On-the-fly Cross-lingual Masking for Multilingual Pre-training

Xi Ai, Bin Fang

Main: Multilingualism and Cross-Lingual NLP Main-poster Paper

Session 4: Multilingualism and Cross-Lingual NLP (Virtual Poster)
Conference Room: Pier 7&8
Conference Time: July 11, 11:00-12:30 (EDT) (America/Toronto)
Global Time: July 11, Session 4 (15:00-16:30 UTC)
Keywords: multilingual pre-training
TLDR: In multilingual pre-training with the objective of MLM (masked language modeling) on multiple monolingual corpora, multilingual models only learn cross-linguality implicitly from isomorphic spaces formed by overlapping different language spaces due to the lack of explicit cross-lingual forward pass....
You can open the #paper-P5607 channel in a separate window.
Abstract: In multilingual pre-training with the objective of MLM (masked language modeling) on multiple monolingual corpora, multilingual models only learn cross-linguality implicitly from isomorphic spaces formed by overlapping different language spaces due to the lack of explicit cross-lingual forward pass.
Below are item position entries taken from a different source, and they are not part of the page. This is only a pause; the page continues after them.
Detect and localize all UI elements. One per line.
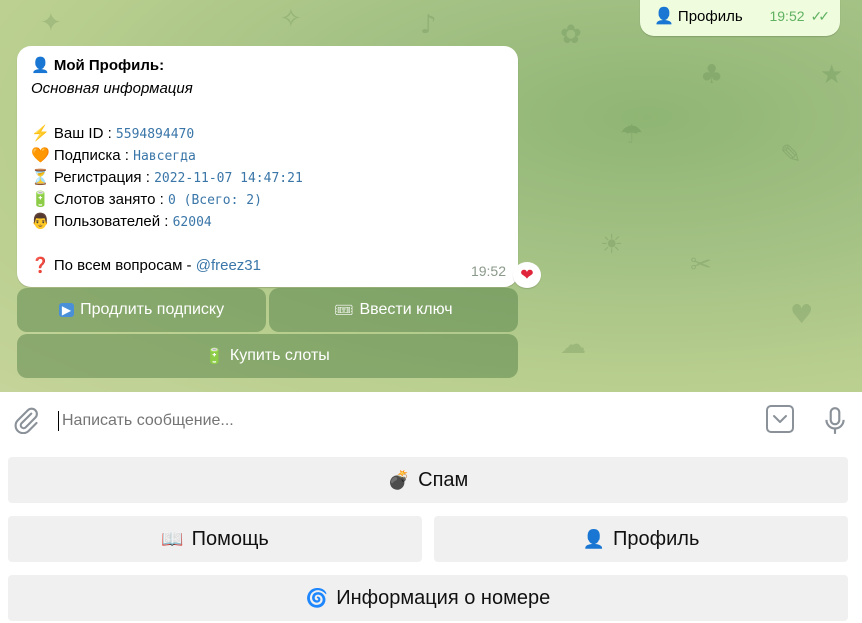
button-label: Спам <box>418 468 469 491</box>
orange-heart-icon: 🧡 <box>31 147 50 164</box>
battery-icon: 🔋 <box>205 347 224 365</box>
button-label: Купить слоты <box>229 347 330 364</box>
person-icon: 👤 <box>582 528 606 550</box>
ticket-icon: 🎟 <box>334 301 354 319</box>
row-user-id: ⚡ Ваш ID : 5594894470 <box>31 124 194 142</box>
bomb-icon: 💣 <box>387 469 411 491</box>
microphone-icon[interactable] <box>822 406 848 436</box>
heart-reaction-icon[interactable]: ❤ <box>513 262 541 288</box>
row-label: Слотов занято : <box>53 191 168 208</box>
outgoing-message[interactable]: 👤 Профиль 19:52 ✓✓ <box>640 0 840 36</box>
profile-message[interactable]: 👤 Мой Профиль: Основная информация ⚡ Ваш… <box>17 46 518 287</box>
row-label: Пользователей : <box>53 213 173 230</box>
registration-value[interactable]: 2022-11-07 14:47:21 <box>154 171 303 186</box>
number-info-button[interactable]: 🌀 Информация о номере <box>8 575 848 621</box>
hourglass-icon: ⏳ <box>31 169 50 186</box>
button-label: Продлить подписку <box>80 301 225 318</box>
profile-title-text: Мой Профиль: <box>53 57 165 74</box>
doodle-icon: ✎ <box>780 140 802 170</box>
row-registration: ⏳ Регистрация : 2022-11-07 14:47:21 <box>31 168 303 186</box>
spam-button[interactable]: 💣 Спам <box>8 457 848 503</box>
bot-keyboard-toggle-icon[interactable] <box>766 405 794 433</box>
button-label: Помощь <box>191 527 269 550</box>
extend-subscription-button[interactable]: ▶ Продлить подписку <box>17 288 266 332</box>
doodle-icon: ✿ <box>560 20 582 50</box>
doodle-icon: ☁ <box>560 330 586 360</box>
profile-subtitle: Основная информация <box>31 80 193 97</box>
button-label: Ввести ключ <box>359 301 453 318</box>
lightning-icon: ⚡ <box>31 125 50 142</box>
doodle-icon: ✦ <box>40 8 62 38</box>
doodle-icon: ♥ <box>790 300 814 330</box>
hacker-icon: 👨 <box>31 213 50 230</box>
text-caret <box>58 411 59 431</box>
message-input[interactable] <box>60 406 754 436</box>
chat-background: ✿ ☂ ♣ ✎ ☀ ✂ ♥ ☁ ★ ✦ ✧ ♪ 👤 Профиль 19:52 … <box>0 0 862 392</box>
doodle-icon: ♣ <box>700 60 724 90</box>
doodle-icon: ♪ <box>420 10 437 40</box>
doodle-icon: ☂ <box>620 120 644 150</box>
buy-slots-button[interactable]: 🔋 Купить слоты <box>17 334 518 378</box>
slots-value[interactable]: 0 (Всего: 2) <box>168 193 262 208</box>
doodle-icon: ✂ <box>690 250 712 280</box>
users-value[interactable]: 62004 <box>173 215 212 230</box>
message-time: 19:52 <box>769 8 805 24</box>
cyclone-icon: 🌀 <box>305 587 329 609</box>
contact-label: По всем вопросам - <box>53 257 196 274</box>
book-icon: 📖 <box>161 528 184 550</box>
battery-icon: 🔋 <box>31 191 50 208</box>
paperclip-icon[interactable] <box>12 406 40 434</box>
person-icon: 👤 <box>654 8 674 25</box>
enter-key-button[interactable]: 🎟 Ввести ключ <box>269 288 518 332</box>
row-contact: ❓ По всем вопросам - @freez31 <box>31 256 261 274</box>
user-id-value[interactable]: 5594894470 <box>116 127 194 142</box>
person-icon: 👤 <box>31 57 50 74</box>
outgoing-message-text: Профиль <box>677 7 743 25</box>
message-time: 19:52 <box>470 263 506 279</box>
row-slots: 🔋 Слотов занято : 0 (Всего: 2) <box>31 190 262 208</box>
button-label: Информация о номере <box>336 586 551 609</box>
play-icon: ▶ <box>58 303 75 317</box>
row-label: Регистрация : <box>53 169 155 186</box>
profile-title: 👤 Мой Профиль: <box>31 56 164 74</box>
help-button[interactable]: 📖 Помощь <box>8 516 422 562</box>
double-check-icon: ✓✓ <box>810 7 831 24</box>
profile-button[interactable]: 👤 Профиль <box>434 516 848 562</box>
row-subscription: 🧡 Подписка : Навсегда <box>31 146 196 164</box>
doodle-icon: ★ <box>820 60 844 90</box>
row-label: Подписка : <box>53 147 134 164</box>
doodle-icon: ✧ <box>280 4 302 34</box>
row-users: 👨 Пользователей : 62004 <box>31 212 212 230</box>
composer-bar <box>0 392 862 448</box>
question-icon: ❓ <box>31 257 50 274</box>
subscription-value[interactable]: Навсегда <box>133 149 196 164</box>
row-label: Ваш ID : <box>53 125 116 142</box>
button-label: Профиль <box>613 527 700 550</box>
contact-link[interactable]: @freez31 <box>196 257 261 274</box>
doodle-icon: ☀ <box>600 230 624 260</box>
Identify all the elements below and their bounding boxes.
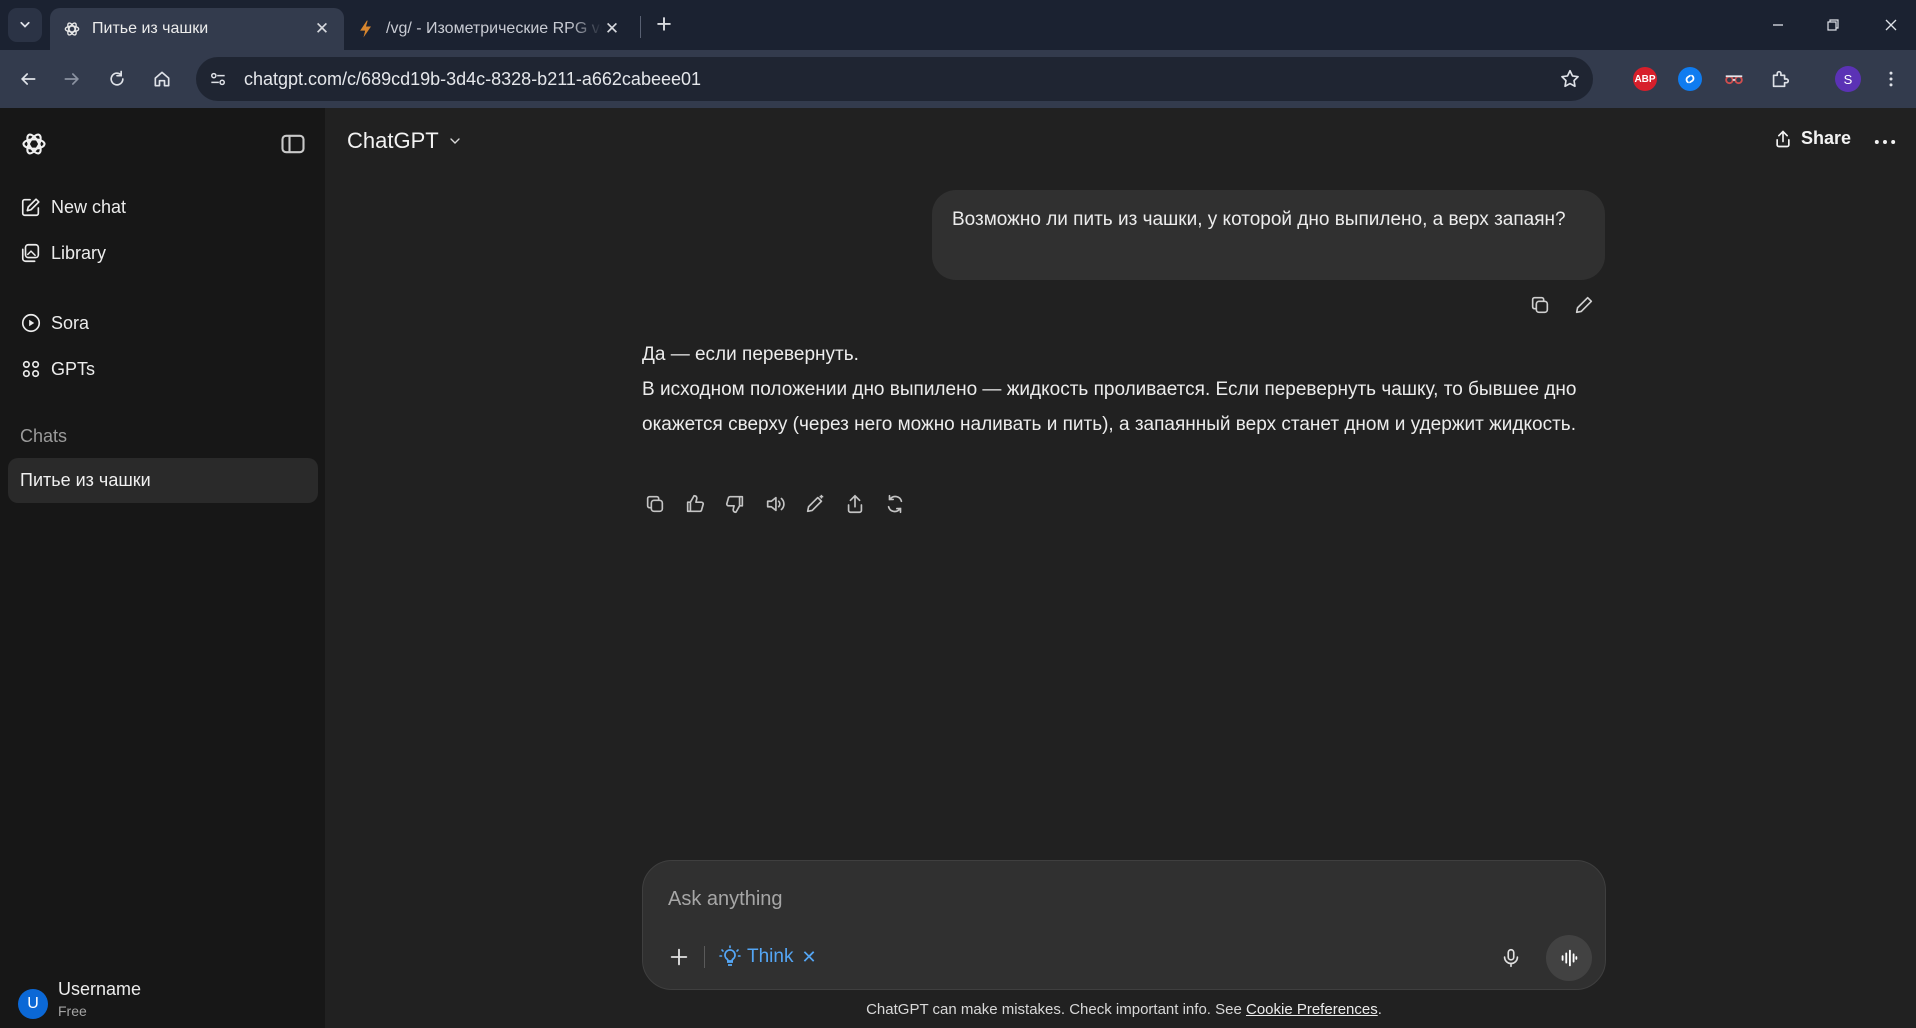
more-vertical-icon (1889, 71, 1893, 87)
shazam-icon[interactable] (1678, 67, 1702, 91)
sidebar-toggle-icon[interactable] (279, 130, 307, 158)
arrow-left-icon (20, 73, 36, 85)
play-circle-icon (21, 313, 41, 333)
disclaimer: ChatGPT can make mistakes. Check importa… (866, 1001, 1382, 1018)
chatgpt-logo-icon (64, 22, 80, 36)
chevron-down-icon (450, 138, 460, 144)
home-icon (154, 71, 170, 87)
home-button[interactable] (146, 63, 178, 95)
new-chat-button[interactable]: New chat (10, 188, 318, 226)
reload-button[interactable] (101, 63, 133, 95)
url-text: chatgpt.com/c/689cd19b-3d4c-8328-b211-a6… (244, 68, 702, 89)
sidebar: New chat Library Sora GPTs Chats Питье и… (0, 108, 325, 1028)
composer: Think ✕ (642, 860, 1606, 990)
new-tab-button[interactable]: + (650, 11, 678, 40)
grid-icon (22, 360, 40, 378)
edit-pencil-icon[interactable] (1571, 292, 1597, 318)
tab-title: Питье из чашки (92, 20, 209, 37)
site-settings-icon[interactable] (208, 69, 228, 89)
tab-strip: Питье из чашки ✕ /vg/ - Изометрические R… (0, 0, 1916, 50)
browser-menu-button[interactable] (1875, 63, 1907, 95)
assistant-answer-body: В исходном положении дно выпилено — жидк… (642, 379, 1577, 435)
chatgpt-app: New chat Library Sora GPTs Chats Питье и… (0, 108, 1916, 1028)
thumbs-up-icon[interactable] (682, 491, 708, 517)
tab-divider (640, 16, 641, 38)
chevron-down-icon (20, 21, 30, 28)
read-aloud-icon[interactable] (762, 491, 788, 517)
regenerate-icon[interactable] (882, 491, 908, 517)
chat-history-item[interactable]: Питье из чашки (8, 458, 318, 503)
sidebar-item-library[interactable]: Library (10, 234, 318, 272)
prompt-input[interactable] (668, 883, 1368, 915)
restore-icon (1827, 19, 1839, 31)
browser-tab[interactable]: /vg/ - Изометрические RPG vc ✕ (344, 8, 634, 50)
bookmark-star-icon[interactable] (1559, 68, 1581, 90)
openai-logo-icon[interactable] (20, 130, 48, 158)
tab-search-button[interactable] (8, 8, 42, 42)
chat-main: ChatGPT Share Возможно ли пить из чашки,… (325, 108, 1916, 1028)
cookie-preferences-link[interactable]: Cookie Preferences (1246, 1001, 1378, 1018)
username: Username (58, 979, 142, 999)
copy-icon[interactable] (642, 491, 668, 517)
minimize-icon (1773, 24, 1783, 26)
back-button[interactable] (12, 63, 44, 95)
thumbs-down-icon[interactable] (722, 491, 748, 517)
library-icon (21, 243, 40, 263)
forward-button[interactable] (56, 63, 88, 95)
minimize-button[interactable] (1758, 10, 1798, 40)
plan-label: Free (58, 1003, 87, 1019)
lightning-icon (360, 20, 371, 38)
share-button[interactable]: Share (1773, 128, 1851, 149)
user-account-button[interactable]: U Username Free (18, 979, 318, 1023)
model-selector[interactable]: ChatGPT (347, 128, 463, 154)
more-options-icon[interactable] (1871, 128, 1899, 156)
lightbulb-icon (719, 945, 741, 966)
copy-icon[interactable] (1527, 292, 1553, 318)
avatar: U (18, 989, 48, 1019)
browser-chrome: Питье из чашки ✕ /vg/ - Изометрические R… (0, 0, 1916, 140)
tab-close-icon[interactable]: ✕ (602, 19, 622, 39)
tab-close-icon[interactable]: ✕ (312, 19, 332, 39)
glasses-extension-icon[interactable] (1722, 67, 1746, 91)
voice-mode-button[interactable] (1546, 935, 1592, 981)
profile-avatar[interactable]: S (1835, 66, 1861, 92)
share-icon[interactable] (842, 491, 868, 517)
share-icon (1776, 129, 1790, 147)
assistant-answer-lead: Да — если перевернуть. (642, 344, 859, 365)
plus-icon (670, 948, 688, 966)
browser-toolbar: chatgpt.com/c/689cd19b-3d4c-8328-b211-a6… (0, 50, 1916, 140)
attach-button[interactable] (662, 940, 696, 974)
restore-button[interactable] (1813, 10, 1853, 40)
assistant-message-actions (642, 491, 908, 521)
assistant-message: Да — если перевернуть. В исходном положе… (642, 337, 1607, 442)
composer-divider (704, 946, 705, 968)
browser-tab-active[interactable]: Питье из чашки ✕ (50, 8, 344, 50)
remove-think-icon[interactable]: ✕ (801, 947, 816, 968)
sidebar-item-gpts[interactable]: GPTs (10, 350, 318, 388)
dictate-button[interactable] (1494, 941, 1528, 975)
adblock-plus-icon[interactable]: ABP (1633, 67, 1657, 91)
compose-icon (21, 198, 40, 217)
close-icon (1885, 19, 1897, 31)
sidebar-item-sora[interactable]: Sora (10, 304, 318, 342)
think-tool-chip[interactable]: Think ✕ (718, 942, 817, 972)
user-message-actions (1527, 292, 1597, 320)
puzzle-extensions-icon[interactable] (1768, 67, 1792, 91)
voice-waveform-icon (1561, 949, 1578, 967)
reload-icon (110, 70, 124, 86)
arrow-right-icon (64, 73, 80, 85)
tab-title: /vg/ - Изометрические RPG vc (386, 20, 602, 37)
edit-in-canvas-icon[interactable] (802, 491, 828, 517)
user-message: Возможно ли пить из чашки, у которой дно… (932, 190, 1605, 280)
chats-section-label: Chats (20, 426, 68, 446)
address-bar[interactable]: chatgpt.com/c/689cd19b-3d4c-8328-b211-a6… (196, 57, 1593, 101)
microphone-icon (1503, 948, 1519, 968)
close-window-button[interactable] (1871, 10, 1911, 40)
In this work, we present CLPM (Cross-lingual Prototype Masking), a dynamic and token-wise masking scheme, for multilingual pre-training, using a special token $[\mathcal{C}]_{x}$ to replace a random token $x$ in the input sentence. $[\mathcal{C}]_{x}$ is a cross-lingual prototype for $x$ and then forms an explicit cross-lingual forward pass. We instantiate CLPM for the multilingual pre-training phase of UNMT (unsupervised neural machine translation), and experiments show that CLPM can consistently improve the performance of UNMT models on $\{De, Ro, Ne \} \leftrightarrow En$. Beyond UNMT or bilingual tasks, we show that CLPM can consistently improve the performance of multilingual models on cross-lingual classification.